-
Notifications
You must be signed in to change notification settings - Fork 1
Extend support for Dagster partitions #46
Description
Description
Currently, kedro-dagster provides experimental support for Dagster partitions via the DagsterPartitionedDataset Kedro dataset type. At present, only static Dagster partition definitions and basic partition mappings are supported. The fanning out of nodes associated to partitioned datasets is handled by kedro-dagster, enabling parallel processing. However, this logic is quite complex, and only limited types of partitions/mappings are supported at the moment. Kedro-dagster translates Kedro datasets into Dagster assets materialized by jobs corresponding to their Kedro pipelines. Dagster offers a backfill feature that allow parallel partition materialization at the asset level but there is no equivalent or Dagster job as far as I understand. In practice, parallel materialization of asset partitions at the job level would be extremely useful.
Context
Full support for fanning out nodes involving various Dagster partition types and partition mappings would enable more robust workflows and better integration between Kedro and Dagster. This would allow users to utilize advanced partitioning features native to Dagster, and improve parallel processing options. Additionally, it may be preferable to move the fanning out logic to the Kedro pipeline level, either performed by Kedro directly or by kedro-dagster. This could simplify the current implementation and make it more maintainable.
Possible Implementation
- Extend support beyond static partitions to all Dagster partition definitions and mappings.

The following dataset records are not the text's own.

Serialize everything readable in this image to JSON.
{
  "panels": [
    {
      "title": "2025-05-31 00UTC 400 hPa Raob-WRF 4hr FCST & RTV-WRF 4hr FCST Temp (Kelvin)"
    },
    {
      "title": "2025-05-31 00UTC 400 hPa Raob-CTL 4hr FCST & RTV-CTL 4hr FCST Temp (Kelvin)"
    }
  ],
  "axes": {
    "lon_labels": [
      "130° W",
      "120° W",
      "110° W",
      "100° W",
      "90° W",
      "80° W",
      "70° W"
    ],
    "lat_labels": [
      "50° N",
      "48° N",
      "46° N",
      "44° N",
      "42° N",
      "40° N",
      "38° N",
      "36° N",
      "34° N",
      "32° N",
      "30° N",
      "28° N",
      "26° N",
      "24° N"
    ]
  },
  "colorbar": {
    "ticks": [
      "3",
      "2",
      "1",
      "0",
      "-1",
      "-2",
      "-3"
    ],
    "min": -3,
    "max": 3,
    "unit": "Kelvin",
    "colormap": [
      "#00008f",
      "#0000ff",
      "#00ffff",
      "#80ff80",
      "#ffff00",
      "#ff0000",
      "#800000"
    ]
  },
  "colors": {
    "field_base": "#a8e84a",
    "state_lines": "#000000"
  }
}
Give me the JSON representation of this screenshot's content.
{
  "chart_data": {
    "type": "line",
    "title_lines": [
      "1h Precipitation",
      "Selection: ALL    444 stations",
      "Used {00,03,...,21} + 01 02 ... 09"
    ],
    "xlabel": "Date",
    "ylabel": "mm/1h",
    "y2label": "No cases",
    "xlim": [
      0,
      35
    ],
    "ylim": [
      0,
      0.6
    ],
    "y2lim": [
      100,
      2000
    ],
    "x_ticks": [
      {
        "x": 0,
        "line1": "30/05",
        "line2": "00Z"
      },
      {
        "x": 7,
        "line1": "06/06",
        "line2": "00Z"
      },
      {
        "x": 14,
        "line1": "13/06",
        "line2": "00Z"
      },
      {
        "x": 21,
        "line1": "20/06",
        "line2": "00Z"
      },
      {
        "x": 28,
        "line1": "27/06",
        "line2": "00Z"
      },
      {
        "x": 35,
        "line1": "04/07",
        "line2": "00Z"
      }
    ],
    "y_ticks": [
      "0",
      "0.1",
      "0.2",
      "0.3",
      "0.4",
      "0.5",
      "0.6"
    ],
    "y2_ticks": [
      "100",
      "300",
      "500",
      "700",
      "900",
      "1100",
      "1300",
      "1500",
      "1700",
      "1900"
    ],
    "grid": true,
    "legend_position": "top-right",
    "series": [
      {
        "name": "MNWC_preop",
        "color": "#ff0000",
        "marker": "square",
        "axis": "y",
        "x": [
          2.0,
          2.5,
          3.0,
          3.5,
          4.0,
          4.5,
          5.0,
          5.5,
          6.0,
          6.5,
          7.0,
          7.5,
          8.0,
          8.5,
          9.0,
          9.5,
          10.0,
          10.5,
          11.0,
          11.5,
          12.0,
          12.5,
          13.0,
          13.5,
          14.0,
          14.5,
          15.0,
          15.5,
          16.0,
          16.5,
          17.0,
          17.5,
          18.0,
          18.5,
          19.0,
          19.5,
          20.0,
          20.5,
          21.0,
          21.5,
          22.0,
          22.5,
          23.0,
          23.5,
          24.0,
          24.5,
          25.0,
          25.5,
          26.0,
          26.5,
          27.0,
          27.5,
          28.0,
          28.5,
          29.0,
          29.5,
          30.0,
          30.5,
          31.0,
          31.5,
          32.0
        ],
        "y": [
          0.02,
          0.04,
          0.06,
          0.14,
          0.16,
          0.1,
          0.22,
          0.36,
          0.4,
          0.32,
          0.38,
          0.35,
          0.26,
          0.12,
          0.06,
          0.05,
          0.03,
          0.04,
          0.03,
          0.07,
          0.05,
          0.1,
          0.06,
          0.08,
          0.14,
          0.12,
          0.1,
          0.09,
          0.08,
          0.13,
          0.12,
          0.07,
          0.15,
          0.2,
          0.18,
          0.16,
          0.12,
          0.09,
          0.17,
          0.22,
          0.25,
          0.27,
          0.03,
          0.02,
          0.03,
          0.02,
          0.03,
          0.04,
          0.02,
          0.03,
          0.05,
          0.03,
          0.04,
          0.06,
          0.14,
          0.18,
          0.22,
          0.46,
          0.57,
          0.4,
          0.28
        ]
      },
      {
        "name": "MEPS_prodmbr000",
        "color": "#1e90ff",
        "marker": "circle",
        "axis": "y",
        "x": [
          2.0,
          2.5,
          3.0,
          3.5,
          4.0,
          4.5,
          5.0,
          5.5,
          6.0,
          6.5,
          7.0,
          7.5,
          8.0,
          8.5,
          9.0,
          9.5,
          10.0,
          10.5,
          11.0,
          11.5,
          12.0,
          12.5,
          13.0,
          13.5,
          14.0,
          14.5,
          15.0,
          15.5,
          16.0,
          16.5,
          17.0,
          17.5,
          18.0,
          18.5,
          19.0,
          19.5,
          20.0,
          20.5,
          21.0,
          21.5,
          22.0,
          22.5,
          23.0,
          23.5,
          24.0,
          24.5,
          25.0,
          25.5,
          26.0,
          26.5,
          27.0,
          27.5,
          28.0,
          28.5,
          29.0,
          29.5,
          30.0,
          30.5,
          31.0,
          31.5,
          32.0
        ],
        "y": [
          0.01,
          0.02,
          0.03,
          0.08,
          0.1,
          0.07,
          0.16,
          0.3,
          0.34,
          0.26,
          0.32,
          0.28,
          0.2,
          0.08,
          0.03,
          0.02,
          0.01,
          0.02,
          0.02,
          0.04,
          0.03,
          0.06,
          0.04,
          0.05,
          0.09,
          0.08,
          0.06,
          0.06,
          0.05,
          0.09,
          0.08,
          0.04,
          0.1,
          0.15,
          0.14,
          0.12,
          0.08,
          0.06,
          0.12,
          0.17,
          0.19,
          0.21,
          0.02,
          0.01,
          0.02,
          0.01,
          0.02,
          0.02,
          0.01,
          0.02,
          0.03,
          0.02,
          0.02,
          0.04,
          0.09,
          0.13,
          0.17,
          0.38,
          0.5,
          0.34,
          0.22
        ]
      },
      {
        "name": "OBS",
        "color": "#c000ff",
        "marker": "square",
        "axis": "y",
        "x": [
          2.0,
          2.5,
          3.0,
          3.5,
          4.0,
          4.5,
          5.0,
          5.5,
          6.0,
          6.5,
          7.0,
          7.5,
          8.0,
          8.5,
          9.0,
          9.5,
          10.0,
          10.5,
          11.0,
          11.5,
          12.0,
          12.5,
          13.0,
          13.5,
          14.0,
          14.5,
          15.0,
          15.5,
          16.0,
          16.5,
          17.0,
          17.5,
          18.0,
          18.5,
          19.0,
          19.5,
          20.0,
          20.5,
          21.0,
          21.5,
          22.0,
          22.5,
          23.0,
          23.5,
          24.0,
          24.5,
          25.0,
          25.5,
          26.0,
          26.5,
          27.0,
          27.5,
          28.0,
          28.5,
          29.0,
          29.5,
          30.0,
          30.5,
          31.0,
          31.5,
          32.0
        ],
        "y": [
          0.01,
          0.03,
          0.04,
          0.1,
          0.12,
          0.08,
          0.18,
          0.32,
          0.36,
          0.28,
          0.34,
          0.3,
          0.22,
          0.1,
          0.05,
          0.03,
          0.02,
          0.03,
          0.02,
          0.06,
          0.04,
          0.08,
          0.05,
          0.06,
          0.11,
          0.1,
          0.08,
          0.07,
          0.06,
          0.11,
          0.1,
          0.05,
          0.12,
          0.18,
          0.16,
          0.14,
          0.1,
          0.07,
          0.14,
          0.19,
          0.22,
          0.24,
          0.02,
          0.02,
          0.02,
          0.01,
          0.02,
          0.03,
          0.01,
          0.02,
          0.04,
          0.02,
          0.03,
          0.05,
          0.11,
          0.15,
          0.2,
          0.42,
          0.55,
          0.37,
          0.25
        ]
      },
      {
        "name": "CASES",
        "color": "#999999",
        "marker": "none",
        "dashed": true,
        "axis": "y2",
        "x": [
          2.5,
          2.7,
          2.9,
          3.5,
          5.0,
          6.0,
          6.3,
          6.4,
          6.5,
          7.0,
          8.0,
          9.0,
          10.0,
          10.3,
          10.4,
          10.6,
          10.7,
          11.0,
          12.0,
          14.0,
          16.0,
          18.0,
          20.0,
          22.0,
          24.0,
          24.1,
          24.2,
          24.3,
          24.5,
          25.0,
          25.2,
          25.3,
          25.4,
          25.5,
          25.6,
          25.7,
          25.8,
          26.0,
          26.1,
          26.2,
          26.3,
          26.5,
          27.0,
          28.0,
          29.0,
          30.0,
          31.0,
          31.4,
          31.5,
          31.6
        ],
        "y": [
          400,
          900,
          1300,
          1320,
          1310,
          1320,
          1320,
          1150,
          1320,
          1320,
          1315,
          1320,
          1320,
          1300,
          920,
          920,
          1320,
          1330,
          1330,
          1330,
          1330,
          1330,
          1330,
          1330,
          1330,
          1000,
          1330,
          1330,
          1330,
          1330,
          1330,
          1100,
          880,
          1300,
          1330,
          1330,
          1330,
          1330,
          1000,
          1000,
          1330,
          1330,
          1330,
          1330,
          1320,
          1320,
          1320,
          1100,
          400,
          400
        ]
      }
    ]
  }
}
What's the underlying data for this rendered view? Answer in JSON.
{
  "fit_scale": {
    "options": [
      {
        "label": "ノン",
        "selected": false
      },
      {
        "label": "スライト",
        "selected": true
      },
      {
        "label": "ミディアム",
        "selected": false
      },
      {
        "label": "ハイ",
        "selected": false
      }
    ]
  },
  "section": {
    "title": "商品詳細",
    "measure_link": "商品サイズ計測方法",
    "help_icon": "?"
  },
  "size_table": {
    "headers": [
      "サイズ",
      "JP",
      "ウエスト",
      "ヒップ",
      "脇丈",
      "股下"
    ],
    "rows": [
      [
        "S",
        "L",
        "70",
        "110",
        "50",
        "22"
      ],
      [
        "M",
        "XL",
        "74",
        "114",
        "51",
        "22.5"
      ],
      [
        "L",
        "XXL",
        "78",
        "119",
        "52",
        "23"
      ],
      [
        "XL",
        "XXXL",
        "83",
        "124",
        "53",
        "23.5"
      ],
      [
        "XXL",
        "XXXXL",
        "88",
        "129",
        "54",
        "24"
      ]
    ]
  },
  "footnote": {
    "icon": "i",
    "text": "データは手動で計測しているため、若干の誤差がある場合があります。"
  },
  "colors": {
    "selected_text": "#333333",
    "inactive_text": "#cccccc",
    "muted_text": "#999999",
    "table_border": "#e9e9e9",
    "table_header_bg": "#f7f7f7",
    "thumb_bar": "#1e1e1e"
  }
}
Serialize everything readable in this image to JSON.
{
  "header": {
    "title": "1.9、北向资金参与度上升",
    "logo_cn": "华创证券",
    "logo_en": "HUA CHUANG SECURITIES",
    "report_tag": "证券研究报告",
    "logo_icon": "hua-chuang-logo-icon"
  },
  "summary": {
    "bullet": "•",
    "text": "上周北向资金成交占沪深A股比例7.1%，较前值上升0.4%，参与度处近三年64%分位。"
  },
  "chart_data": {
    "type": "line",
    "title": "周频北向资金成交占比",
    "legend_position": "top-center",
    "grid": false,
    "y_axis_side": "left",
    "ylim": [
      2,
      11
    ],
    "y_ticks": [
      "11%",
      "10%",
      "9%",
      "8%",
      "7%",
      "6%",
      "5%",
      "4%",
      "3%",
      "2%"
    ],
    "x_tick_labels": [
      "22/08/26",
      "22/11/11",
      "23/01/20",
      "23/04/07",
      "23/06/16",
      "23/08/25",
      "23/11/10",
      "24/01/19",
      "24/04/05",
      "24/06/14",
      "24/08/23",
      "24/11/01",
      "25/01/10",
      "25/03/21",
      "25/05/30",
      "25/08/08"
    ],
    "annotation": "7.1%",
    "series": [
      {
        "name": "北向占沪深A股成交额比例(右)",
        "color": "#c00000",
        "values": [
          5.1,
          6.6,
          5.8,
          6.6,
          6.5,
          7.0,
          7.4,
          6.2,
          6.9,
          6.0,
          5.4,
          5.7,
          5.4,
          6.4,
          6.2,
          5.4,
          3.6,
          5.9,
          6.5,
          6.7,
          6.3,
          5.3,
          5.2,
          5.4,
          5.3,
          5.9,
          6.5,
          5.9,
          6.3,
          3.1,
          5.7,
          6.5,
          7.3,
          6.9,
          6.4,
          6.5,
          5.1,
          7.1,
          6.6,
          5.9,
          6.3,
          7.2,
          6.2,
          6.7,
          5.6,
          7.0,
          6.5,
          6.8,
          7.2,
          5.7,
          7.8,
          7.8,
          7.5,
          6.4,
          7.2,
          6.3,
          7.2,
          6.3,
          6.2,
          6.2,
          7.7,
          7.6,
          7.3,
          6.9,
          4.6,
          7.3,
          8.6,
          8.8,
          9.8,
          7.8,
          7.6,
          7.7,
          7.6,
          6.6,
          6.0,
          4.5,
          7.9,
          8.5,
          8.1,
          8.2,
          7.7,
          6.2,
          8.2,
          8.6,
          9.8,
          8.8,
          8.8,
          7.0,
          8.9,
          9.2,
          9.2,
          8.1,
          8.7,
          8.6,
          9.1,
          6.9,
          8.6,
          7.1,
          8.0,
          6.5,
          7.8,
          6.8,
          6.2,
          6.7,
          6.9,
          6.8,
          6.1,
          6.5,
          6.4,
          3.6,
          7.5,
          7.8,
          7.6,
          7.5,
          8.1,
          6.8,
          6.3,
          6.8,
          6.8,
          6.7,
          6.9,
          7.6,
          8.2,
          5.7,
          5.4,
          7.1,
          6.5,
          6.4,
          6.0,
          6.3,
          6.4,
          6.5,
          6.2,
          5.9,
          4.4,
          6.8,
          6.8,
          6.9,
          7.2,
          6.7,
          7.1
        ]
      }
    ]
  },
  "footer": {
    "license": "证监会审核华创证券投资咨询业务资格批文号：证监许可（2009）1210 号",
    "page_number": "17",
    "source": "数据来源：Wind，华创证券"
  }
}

- Refactor the fanning out logic so that it is managed by Kedro pipelines (possibly by the Kedro core library or by kedro-dagster), rather than directly in kedro-dagster.
- Ensure compatibility with downstream assets and partition propagation in all possible cases (there are many to consider...)
Possible Alternatives
There is an existing Kedro plugin that appears to implement pipeline-level partition fanning out: https://github.com/kedro-partitioned/kedro-partitioned. Based on its documentation, it:
- Extends Kedro’s partitioned data support with helpers and decorators to define and operate on partitions at the pipeline/node level.
- Fans out execution by expanding nodes across partitions, enabling parallel processing of partitioned inputs and synchronized handling of outputs.
- Provides guidance on partition-aware pipeline design, mapping between partitioned inputs and outputs, and how to structure parallelism safely and predictably (e.g., avoiding race conditions, coordinating write paths).
Having had a quick look, it seems it would add quite a lot of complexity. Also, I am not sure it is actively maintained.